Homemade Xo Hoisin Sauce (version 4)

by Xiao Xiaoduo and Buns

5.0 (1)
Favorite

Difficulty

Easy

Time

30m

Serving

3

The fourth edition of homemade XO seafood sauce has made some minor adjustments on the basis of the previous edition. The noodles, stir-fried vegetables and fried rice are all OK. The ingredients can be adjusted according to your own preferences. If you can eat spicy food, add more chili and dried chili.

Ingredients

Homemade Xo Hoisin Sauce (version 4)

1. Wash the sea rice and scallops first, and then add 2 tablespoons of cooking wine to soak for 3 hours.

Homemade Xo Hoisin Sauce (version 4) recipe

2. Dry shiitake mushrooms are also washed clean and then soaked. It is not easy to wash at first. You can soak for half an hour before washing, and then change the water to continue soaking.

Homemade Xo Hoisin Sauce (version 4) recipe

3. Wash the tempeh and soak for half an hour.

Homemade Xo Hoisin Sauce (version 4) recipe

4. All materials are ready. Chop pork belly into minced meat. The scallops are squeezed out and the water is twisted into several pieces, and the sea rice is squeezed out. Finely chop onion, shiitake mushrooms, ginger, garlic, and dried radish. Cut the tempeh a few times, and cut the millet pepper into circles. The soaking water filters out the residue for later use, don't throw it away.

Homemade Xo Hoisin Sauce (version 4) recipe

5. Heat the pot, pour half a bowl of oil (a 4.5-inch rice bowl), add the pork belly, scallops, and sea rice first, and start to fry. The fire should not be too high. It is between medium and small fire. The amount of oil must be enough to cover the material.

Homemade Xo Hoisin Sauce (version 4) recipe

6. It can be picked up after frying until it is slightly charred. If you prefer a bit more crispy, you can fry it for a while, but I think this is fine.

Homemade Xo Hoisin Sauce (version 4) recipe

7. If the oil is low, add more oil and fry the onions and mushrooms first. Fry until the aroma of onion comes out, add ginger and garlic and fry for a while.

Homemade Xo Hoisin Sauce (version 4) recipe

8. Continue to add the tempeh and millet peppers, then deep fry. Fried to smell the tempeh fragrance.

Homemade Xo Hoisin Sauce (version 4) recipe

9. Add dried radish and fry for two or three minutes.

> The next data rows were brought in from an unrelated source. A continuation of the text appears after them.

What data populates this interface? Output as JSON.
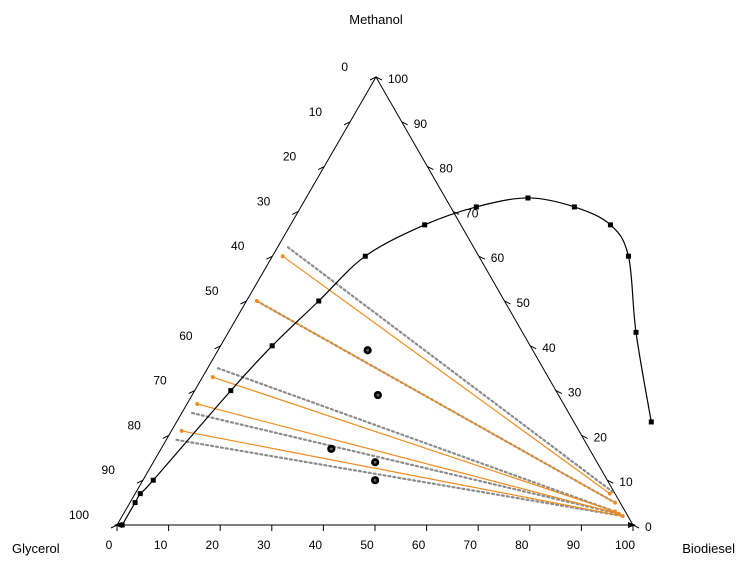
{
  "chart_data": {
    "type": "scatter",
    "subtype": "ternary",
    "vertex_labels": {
      "top": "Methanol",
      "left": "Glycerol",
      "right": "Biodiesel"
    },
    "axes": {
      "bottom": {
        "component": "Biodiesel",
        "ticks": [
          "0",
          "10",
          "20",
          "30",
          "40",
          "50",
          "60",
          "70",
          "80",
          "90",
          "100"
        ]
      },
      "right": {
        "component": "Methanol",
        "ticks": [
          "0",
          "10",
          "20",
          "30",
          "40",
          "50",
          "60",
          "70",
          "80",
          "90",
          "100"
        ]
      },
      "left": {
        "component": "Glycerol",
        "ticks": [
          "0",
          "10",
          "20",
          "30",
          "40",
          "50",
          "60",
          "70",
          "80",
          "90",
          "100"
        ]
      }
    },
    "binodal_curve": {
      "points": [
        {
          "biodiesel": 1,
          "methanol": 0
        },
        {
          "biodiesel": 1,
          "methanol": 5
        },
        {
          "biodiesel": 1,
          "methanol": 7
        },
        {
          "biodiesel": 2,
          "methanol": 10
        },
        {
          "biodiesel": 7,
          "methanol": 30
        },
        {
          "biodiesel": 10,
          "methanol": 40
        },
        {
          "biodiesel": 14,
          "methanol": 50
        },
        {
          "biodiesel": 18,
          "methanol": 60
        },
        {
          "biodiesel": 26,
          "methanol": 67
        },
        {
          "biodiesel": 34,
          "methanol": 71
        },
        {
          "biodiesel": 43,
          "methanol": 73
        },
        {
          "biodiesel": 53,
          "methanol": 71
        },
        {
          "biodiesel": 62,
          "methanol": 67
        },
        {
          "biodiesel": 69,
          "methanol": 60
        },
        {
          "biodiesel": 79,
          "methanol": 43
        },
        {
          "biodiesel": 92,
          "methanol": 23
        }
      ]
    },
    "tie_lines_experimental": {
      "color": "#f08c1e",
      "lines": [
        {
          "glycerol_phase": {
            "biodiesel": 2,
            "methanol": 60
          },
          "biodiesel_phase": {
            "biodiesel": 92,
            "methanol": 7
          }
        },
        {
          "glycerol_phase": {
            "biodiesel": 2,
            "methanol": 50
          },
          "biodiesel_phase": {
            "biodiesel": 94,
            "methanol": 5
          }
        },
        {
          "glycerol_phase": {
            "biodiesel": 2,
            "methanol": 33
          },
          "biodiesel_phase": {
            "biodiesel": 95,
            "methanol": 3
          }
        },
        {
          "glycerol_phase": {
            "biodiesel": 2,
            "methanol": 27
          },
          "biodiesel_phase": {
            "biodiesel": 96,
            "methanol": 2.5
          }
        },
        {
          "glycerol_phase": {
            "biodiesel": 2,
            "methanol": 21
          },
          "biodiesel_phase": {
            "biodiesel": 97,
            "methanol": 2
          }
        }
      ]
    },
    "tie_lines_calculated": {
      "color": "#8c8c8c",
      "style": "dotted",
      "lines": [
        {
          "glycerol_phase": {
            "biodiesel": 2,
            "methanol": 62
          },
          "biodiesel_phase": {
            "biodiesel": 93,
            "methanol": 7
          }
        },
        {
          "glycerol_phase": {
            "biodiesel": 2,
            "methanol": 50
          },
          "biodiesel_phase": {
            "biodiesel": 94,
            "methanol": 5
          }
        },
        {
          "glycerol_phase": {
            "biodiesel": 2,
            "methanol": 35
          },
          "biodiesel_phase": {
            "biodiesel": 95,
            "methanol": 3
          }
        },
        {
          "glycerol_phase": {
            "biodiesel": 2,
            "methanol": 25
          },
          "biodiesel_phase": {
            "biodiesel": 96,
            "methanol": 2.5
          }
        },
        {
          "glycerol_phase": {
            "biodiesel": 2,
            "methanol": 19
          },
          "biodiesel_phase": {
            "biodiesel": 97,
            "methanol": 2
          }
        }
      ]
    },
    "feed_points": [
      {
        "biodiesel": 29,
        "methanol": 39
      },
      {
        "biodiesel": 36,
        "methanol": 29
      },
      {
        "biodiesel": 33,
        "methanol": 17
      },
      {
        "biodiesel": 43,
        "methanol": 14
      },
      {
        "biodiesel": 45,
        "methanol": 10
      }
    ],
    "grid": false,
    "legend": "none"
  }
}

Homemade Xo Hoisin Sauce (version 4) recipe

10. Return the minced meat, scallops and dried sea rice to the pot, stir evenly, and fry for another two to three minutes.

Homemade Xo Hoisin Sauce (version 4) recipe

11. Pour the water of the soaking material.

Homemade Xo Hoisin Sauce (version 4) recipe

12. Add salt.

Homemade Xo Hoisin Sauce (version 4) recipe

13. Add light soy sauce and soybean paste, mix well, taste, adjust according to your own taste. Then cover the pot and simmer on low heat. Open the lid every few minutes to prevent the pot from sticking.

Homemade Xo Hoisin Sauce (version 4) recipe

14. Finally, boil it until the water is gone, leaving only a puff of oil.

Homemade Xo Hoisin Sauce (version 4) recipe

15. After cooling, use a clean crisper and jar to seal and store it in the refrigerator. When you want to eat, use a clean spoon to dig out an appropriate amount.

Homemade Xo Hoisin Sauce (version 4) recipe

Tips:

1. The quality of scallops, sea rice and shiitake mushrooms does not need to be too good, just buy smaller ones and more affordable ones. If possible, you can also add ham, small abalone, etc. The proportion of the main materials can be adjusted appropriately according to your preferences.
2. When frying the ingredients, they must be fully fried to get the flavor of the ingredients. The fire should not be too big, it will explode easily.
3. The taste is adjusted according to your own taste, mine is slightly spicy. If you can eat spicy food, you can add some dried chillies and more chillies.